De Blasio Seeks a Centrist Pivot in Melissa Mark-Viverito

Bill de Blasio forced a showdown between the City Council’s Progressive Caucus and the chairs of the major County Democratic Parties this week when he embarked on open advocacy of Melissa Mark-Viverito as Speaker.

Latest news details a fracture among the bosses, as Kings County’s Frank Seddio has agreed to throw his weight behind the Progressive Caucus Co-chair.  It is unclear how many of Brooklyn’s 16 votes (besides the 6 committed progs) will necessarily follow Seddio, but his defection from the Garodnick camp changes the calculus.

Both sides are playing a momentum game, trying to create the impression of inevitability for their candidate.  The PC, which has no teeth in the way of jobs or ballot lines in the way that the county chairs do, must promote itself as moving inexorably forward: get on board or be on the losing side of history.

Power plays like what the PC is attempting either succeed completely or fail utterly.  That is why Melissa Mark-Viverito will either become Speaker, or leave the Council entirely.  If she loses her bid, she will be shut out of leadership and have to be a powerless backbencher; probably de Blasio would invent a place for her in his administration to give her a graceful exit.

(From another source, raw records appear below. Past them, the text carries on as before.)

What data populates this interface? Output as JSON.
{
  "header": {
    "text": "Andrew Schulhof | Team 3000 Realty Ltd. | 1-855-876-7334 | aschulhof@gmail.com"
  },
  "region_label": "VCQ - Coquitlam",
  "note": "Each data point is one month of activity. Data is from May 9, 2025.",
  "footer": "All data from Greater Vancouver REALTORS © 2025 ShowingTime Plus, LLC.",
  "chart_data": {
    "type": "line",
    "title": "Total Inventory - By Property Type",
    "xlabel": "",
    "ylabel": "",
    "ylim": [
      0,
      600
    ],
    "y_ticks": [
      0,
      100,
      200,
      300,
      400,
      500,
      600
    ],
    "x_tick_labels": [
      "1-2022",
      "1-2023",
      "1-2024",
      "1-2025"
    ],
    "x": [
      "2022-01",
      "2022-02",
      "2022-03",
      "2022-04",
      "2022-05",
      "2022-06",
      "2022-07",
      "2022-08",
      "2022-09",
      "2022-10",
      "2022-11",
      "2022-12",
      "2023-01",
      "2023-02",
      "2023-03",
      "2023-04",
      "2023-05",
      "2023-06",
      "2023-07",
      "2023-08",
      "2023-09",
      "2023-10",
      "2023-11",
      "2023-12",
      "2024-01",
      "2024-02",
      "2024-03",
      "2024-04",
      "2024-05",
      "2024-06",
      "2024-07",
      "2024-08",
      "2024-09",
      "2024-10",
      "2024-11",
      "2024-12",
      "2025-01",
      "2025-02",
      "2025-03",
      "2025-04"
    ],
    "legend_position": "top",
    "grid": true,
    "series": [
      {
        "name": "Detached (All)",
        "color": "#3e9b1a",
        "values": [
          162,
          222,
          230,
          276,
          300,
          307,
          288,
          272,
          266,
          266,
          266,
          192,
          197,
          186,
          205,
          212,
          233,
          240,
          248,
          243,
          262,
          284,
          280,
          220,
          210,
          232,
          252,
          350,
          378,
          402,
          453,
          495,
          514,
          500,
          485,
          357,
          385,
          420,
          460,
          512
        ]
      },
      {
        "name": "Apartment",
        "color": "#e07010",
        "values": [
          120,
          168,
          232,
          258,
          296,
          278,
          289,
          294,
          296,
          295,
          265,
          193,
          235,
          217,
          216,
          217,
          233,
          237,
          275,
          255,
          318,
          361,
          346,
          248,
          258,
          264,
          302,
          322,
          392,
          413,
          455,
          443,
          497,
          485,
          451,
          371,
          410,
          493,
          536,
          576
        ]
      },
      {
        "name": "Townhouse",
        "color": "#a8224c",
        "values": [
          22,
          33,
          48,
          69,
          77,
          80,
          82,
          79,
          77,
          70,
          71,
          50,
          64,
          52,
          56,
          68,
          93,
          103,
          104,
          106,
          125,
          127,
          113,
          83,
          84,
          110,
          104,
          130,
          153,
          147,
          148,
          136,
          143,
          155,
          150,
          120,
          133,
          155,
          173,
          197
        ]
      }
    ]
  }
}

Similarly, if the current power play works, then the PC will be ascendant in city politics.  Joe Crowley will still control Queens County, and could punish wayward members of the delegation who broke party discipline, but in the context of a Prog mayor and speaker, his authority would be diminished.  But if the power play sputters out, then the PC will no longer have coherence as a political force, and will go back to being a club of union-backed liberal council members.

One has to wonder why de Blasio is pushing so hard to get Mark-Viverito elected speaker.  It isn’t as though any of the other candidates would seriously oppose his agenda.  On one hand, it would be helpful for de Blasio to have a functional deputy-mayor running the Council on his behalf: that way he wouldn’t even have to negotiate about policy.

Also, it could be useful for de Blasio to have Melissa Mark-Viverito in as Speaker in order to give himself room to pivot.  Right now Bill de Blasio is being depicted as a kind of Bolivarian radical set on total revolution: Park Slope's answer to the Shining Path.  The only way for him to cut right is to have someone even leftier than him as a foil.  If Mark-Viverito is running the Council, then de Blasio can deflect blame if any particularly loony leftwing policy implementations go awry.  His appointments already reflect a moderation of his demotic campaign rhetoric, and demonstrate that his actual governing style will likely be measured and cautious.  Having an unapologetic radical as Speaker will allow the Mayor to seem like the grown-up in the room.